Burgemeester en wethouders kunnen deze wijziging vanaf nu toepassen met uitzondering voor het voormalig beekdal Valtherdiep.

  • 4.

    Voor het beekdal Valtherdiep wordt bij de provincie gepleit voor meer mogelijkheden. Hierover wordt eerst de gemeenteraad geraadpleegd.

  • 5.

    Het verschil in opslagcapaciteit, dat bestaat tussen het bestemmingsplan Borger en Odoorn wordt weggenomen door voor het gehele grondgebied en maximum te hanteren van 2500 m3. Vooruitlopend op de actualisering van de bestemmingsplannen wordt hiervoor een procedure “beleidswijziging” toegepast.
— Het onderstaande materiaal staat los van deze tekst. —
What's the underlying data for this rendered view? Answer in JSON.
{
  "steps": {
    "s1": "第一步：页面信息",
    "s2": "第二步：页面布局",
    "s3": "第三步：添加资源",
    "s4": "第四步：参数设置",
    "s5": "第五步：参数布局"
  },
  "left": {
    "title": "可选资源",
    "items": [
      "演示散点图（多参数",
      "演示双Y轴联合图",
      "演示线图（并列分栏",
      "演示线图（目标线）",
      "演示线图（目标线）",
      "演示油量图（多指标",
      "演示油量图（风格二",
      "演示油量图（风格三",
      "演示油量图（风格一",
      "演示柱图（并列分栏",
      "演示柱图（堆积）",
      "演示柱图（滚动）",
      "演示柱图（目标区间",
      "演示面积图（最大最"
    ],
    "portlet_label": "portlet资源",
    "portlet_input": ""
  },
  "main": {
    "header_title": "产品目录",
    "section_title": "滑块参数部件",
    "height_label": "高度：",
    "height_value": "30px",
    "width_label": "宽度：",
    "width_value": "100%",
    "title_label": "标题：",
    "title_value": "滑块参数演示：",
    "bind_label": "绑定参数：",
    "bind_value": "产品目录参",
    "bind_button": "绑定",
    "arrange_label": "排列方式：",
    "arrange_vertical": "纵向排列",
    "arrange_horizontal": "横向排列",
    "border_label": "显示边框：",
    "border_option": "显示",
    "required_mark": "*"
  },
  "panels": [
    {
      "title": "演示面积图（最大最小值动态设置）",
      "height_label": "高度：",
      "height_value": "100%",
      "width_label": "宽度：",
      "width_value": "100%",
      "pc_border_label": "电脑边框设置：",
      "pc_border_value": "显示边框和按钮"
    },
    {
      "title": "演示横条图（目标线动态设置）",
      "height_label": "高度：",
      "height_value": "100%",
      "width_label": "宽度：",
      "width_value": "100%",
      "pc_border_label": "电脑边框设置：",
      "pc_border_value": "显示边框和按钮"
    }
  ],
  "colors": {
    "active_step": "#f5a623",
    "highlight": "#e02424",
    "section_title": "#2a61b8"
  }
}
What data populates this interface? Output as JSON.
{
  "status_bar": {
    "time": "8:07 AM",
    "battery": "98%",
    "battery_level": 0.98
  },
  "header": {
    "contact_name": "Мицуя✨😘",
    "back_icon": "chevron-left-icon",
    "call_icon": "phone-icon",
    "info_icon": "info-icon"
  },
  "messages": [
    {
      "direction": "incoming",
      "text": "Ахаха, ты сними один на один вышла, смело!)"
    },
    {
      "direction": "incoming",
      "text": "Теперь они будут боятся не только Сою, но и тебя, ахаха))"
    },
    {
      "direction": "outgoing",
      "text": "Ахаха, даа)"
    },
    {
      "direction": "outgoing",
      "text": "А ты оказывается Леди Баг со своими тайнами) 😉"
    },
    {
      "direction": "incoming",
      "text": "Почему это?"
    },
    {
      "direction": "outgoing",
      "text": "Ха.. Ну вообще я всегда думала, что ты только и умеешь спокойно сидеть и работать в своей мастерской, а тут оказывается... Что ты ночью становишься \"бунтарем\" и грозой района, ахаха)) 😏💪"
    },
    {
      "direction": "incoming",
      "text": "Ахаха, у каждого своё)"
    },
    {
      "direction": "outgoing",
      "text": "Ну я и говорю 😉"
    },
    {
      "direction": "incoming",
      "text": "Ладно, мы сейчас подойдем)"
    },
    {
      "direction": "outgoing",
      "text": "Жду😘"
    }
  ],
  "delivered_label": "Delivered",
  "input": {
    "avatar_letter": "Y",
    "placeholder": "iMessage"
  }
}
Hierover wordt eerst de gemeenteraad geraadpleegd.

Tenslotte:

  • 1.

    Bij verruiming van de mogelijkheden blijft het toch altijd de keus van degenen die de mest opslag wil aanleggen om een locatie te bepalen. Om verschillende redenen kan aanleg bij het bedrijf toch de meeste voorkeur hebben. De mogelijkheid voor aanleg op de bedrijfslocatie blijft daarom bestaan.

  • 2.

    Bij BOWG bestaat vrees voor schade aan wegen door mesttransport. Met name aanvoer van mest vind plaats middels zwaar verkeer en met name in het buitengebied over wegen die daarop niet zijn berekend.

Vanuit dat oogpunt is gevraagd om terughoudend om te gaan met de aanleg van mestopslagen in het buitengebied. Dit is nog een punt van zorg. Normaliter zou ook dit aspect onderdeel zijn van het “afwegingsschema”, maar bij een meer “soepele” toepassing wordt hier niet direct meer naar gekeken.